«Plausibile prevedere che la graduale riapertura possa ragionevolmente partire dalla data del 4 maggio con le attività a più basso rischio». A sostenerlo è il comitato tecnico-scientifico che dall’inizio dell’epidemia collabora con la Regione Siciliana. Una tesi che arriva «alla luce degli incoraggianti dati del contenimento della pandemia nel territorio regionale, visti i tassi di occupazione dei posti ospedalieri e della capacità ricettiva dell’intera rete ospedaliera siciliana delle terapie intensive, alla verifica dell’adeguata capacità di monitoraggio, inclusa la capacità di effettuare test diagnostici su vasta scala per individuare e monitorare la diffusione del virus, combinata al tracciamento dei contatti e a valutazione dell’efficienza e della efficacia del sistema di monitoraggio e gestione territoriale».

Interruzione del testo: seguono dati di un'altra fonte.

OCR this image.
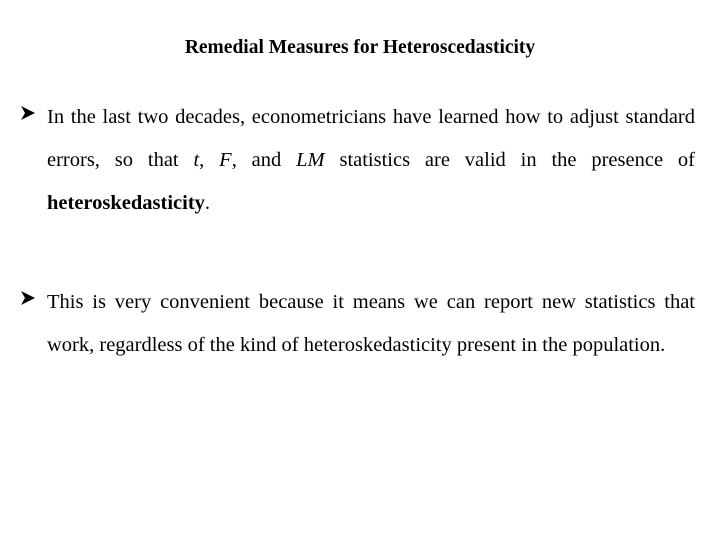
Remedial Measures for Heteroscedasticity
In the last two decades, econometricians have learned how to adjust standard errors, so that t, F, and LM statistics are valid in the presence of heteroskedasticity.
This is very convenient because it means we can report new statistics that work, regardless of the kind of heteroskedasticity present in the population.
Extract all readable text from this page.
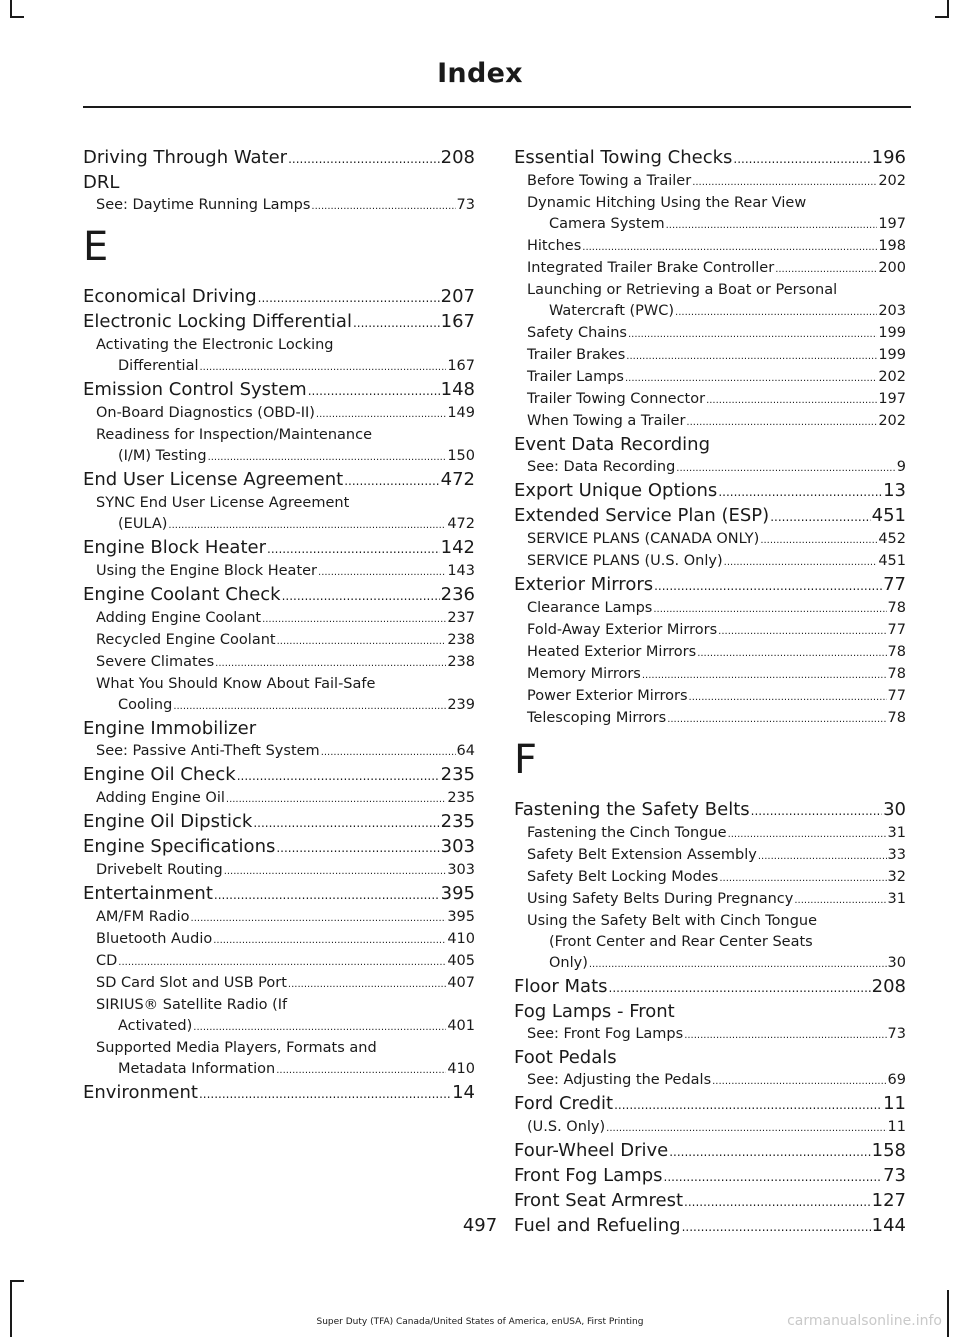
Index
Driving Through Water .....	208
DRL
See: Daytime Running Lamps .....	73
E
Economical Driving .....	207
Electronic Locking Differential .....	167
Activating the Electronic Locking
Differential .....	167
Emission Control System .....	148
On-Board Diagnostics (OBD-II) .....	149
Readiness for Inspection/Maintenance
(I/M) Testing .....	150
End User License Agreement .....	472
SYNC End User License Agreement
(EULA) .....	472
Engine Block Heater .....	142
Using the Engine Block Heater .....	143
Engine Coolant Check .....	236
Adding Engine Coolant .....	237
Recycled Engine Coolant .....	238
Severe Climates .....	238
What You Should Know About Fail-Safe
Cooling .....	239
Engine Immobilizer
See: Passive Anti-Theft System .....	64
Engine Oil Check .....	235
Adding Engine Oil .....	235
Engine Oil Dipstick .....	235
Engine Specifications .....	303
Drivebelt Routing .....	303
Entertainment .....	395
AM/FM Radio .....	395
Bluetooth Audio .....	410
CD .....	405
SD Card Slot and USB Port .....	407
SIRIUS® Satellite Radio (If
Activated) .....	401
Supported Media Players, Formats and
Metadata Information .....	410
Environment .....	14
Essential Towing Checks .....	196
Before Towing a Trailer .....	202
Dynamic Hitching Using the Rear View
Camera System .....	197
Hitches .....	198
Integrated Trailer Brake Controller .....	200
Launching or Retrieving a Boat or Personal
Watercraft (PWC) .....	203
Safety Chains .....	199
Trailer Brakes .....	199
Trailer Lamps .....	202
Trailer Towing Connector .....	197
When Towing a Trailer .....	202
Event Data Recording
See: Data Recording .....	9
Export Unique Options .....	13
Extended Service Plan (ESP) .....	451
SERVICE PLANS (CANADA ONLY) .....	452
SERVICE PLANS (U.S. Only) .....	451
Exterior Mirrors .....	77
Clearance Lamps .....	78
Fold-Away Exterior Mirrors .....	77
Heated Exterior Mirrors .....	78
Memory Mirrors .....	78
Power Exterior Mirrors .....	77
Telescoping Mirrors .....	78
F
Fastening the Safety Belts .....	30
Fastening the Cinch Tongue .....	31
Safety Belt Extension Assembly .....	33
Safety Belt Locking Modes .....	32
Using Safety Belts During Pregnancy .....	31
Using the Safety Belt with Cinch Tongue
(Front Center and Rear Center Seats
Only) .....	30
Floor Mats .....	208
Fog Lamps - Front
See: Front Fog Lamps .....	73
Foot Pedals
See: Adjusting the Pedals .....	69
Ford Credit .....	11
(U.S. Only) .....	11
Four-Wheel Drive .....	158
Front Fog Lamps .....	73
Front Seat Armrest .....	127
Fuel and Refueling .....	144
497
Super Duty (TFA) Canada/United States of America, enUSA, First Printing	carmanualsonline.info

La previsione del comitato – fa sapere la Regione Siciliana – è stato condiviso dal presidente Nello Musumeci con il presidente della Conferenza delle Regioni Stefano Bonaccini e inviato al governo Conte. Gli esperti «sono partiti dall’analisi dei criteri indicati nella tabella di marcia comune europea verso la revoca delle misure di contenimento della Covid-19 in relazione alla risposta che il sistema regionale è stato capace di dare sino a ora», si legge in una nota di palazzo d’Orleans.
Ad alimentare l’ottimismo sono stati la riduzione e stabilizzazione del numero giornaliero di positivi, l’andamento dei dati riguardanti i pazienti ricoverati in ospedale, specialmente quelli che necessitano di terapia intensiva, ma anche la capacità di monitoraggio ritenuta adeguata alla situazione. «Non tutte le attività lavorative espongono lavoratori e utenti allo stesso rischio di contagio», affermano i componenti del comitato tecnico scientifico facendo riferimento alla cosiddetta fase due. Quest’ultima sarà inevitabilmente accompagnato dall’uso di dispositivi di protezione individuale che «diventeranno indumenti comuni nella vita di ciascuno».
In tal senso il pensiero va già al fabbisogno di un bene che in queste settimane è stato oggetto di speculazioni da parte di soggetti interessati a lucrare sull’emergenza, ma più in generale di difficile reperibilità. La Regione rilancia così «l’azione condotta da diverse aziende siciliane impegnate in una nuova avventura produttiva». Per il comitato «è necessario il consolidamento da parte di Università e centri di ricerca regionali, in tempi brevissimi, di un processo di certificazione dell’idoneità dei materiali possibilmente idonei alla creazione di mascherine da mettere a disposizione di tutte le imprese che ne facciano richiesta al fine di riconvertire i loro processi produttivi».
Gli esperti ribadiscono l’esigenza di reperire quantitativi sufficienti di test diagnostici in modo da consentire un monitoraggio costante dell’epidemia. Si è proceduto anche all’individuazione di quattro livelli di rischio di esposizione al virus, ai quali associare le categorie di lavoratori. Quelli più a rischio sono ovviamente i medici e il personale sanitario, ma anche quanti sono chiamati alle operazioni di sanificazione e il personale delle agenzie di servizi funebri. Nella seconda categoria rientrano invece le figure che, per lavoro, possono entrare frequentemente con soggetti potenzialmente positivi: fattorini, forze dell’ordine, commessi. Probabile che si vada per l’installazione di barriere antirespiro nei negozi.
A basso rischio, invece, sono ritenuti gli impiegati che svolgono professioni che non richiedono il contatto con persone sospettate di contagio. Per questa categoria, il comitato suggerisce «l’implementazione di una corretta igiene e pratiche di controllo dell’infezione».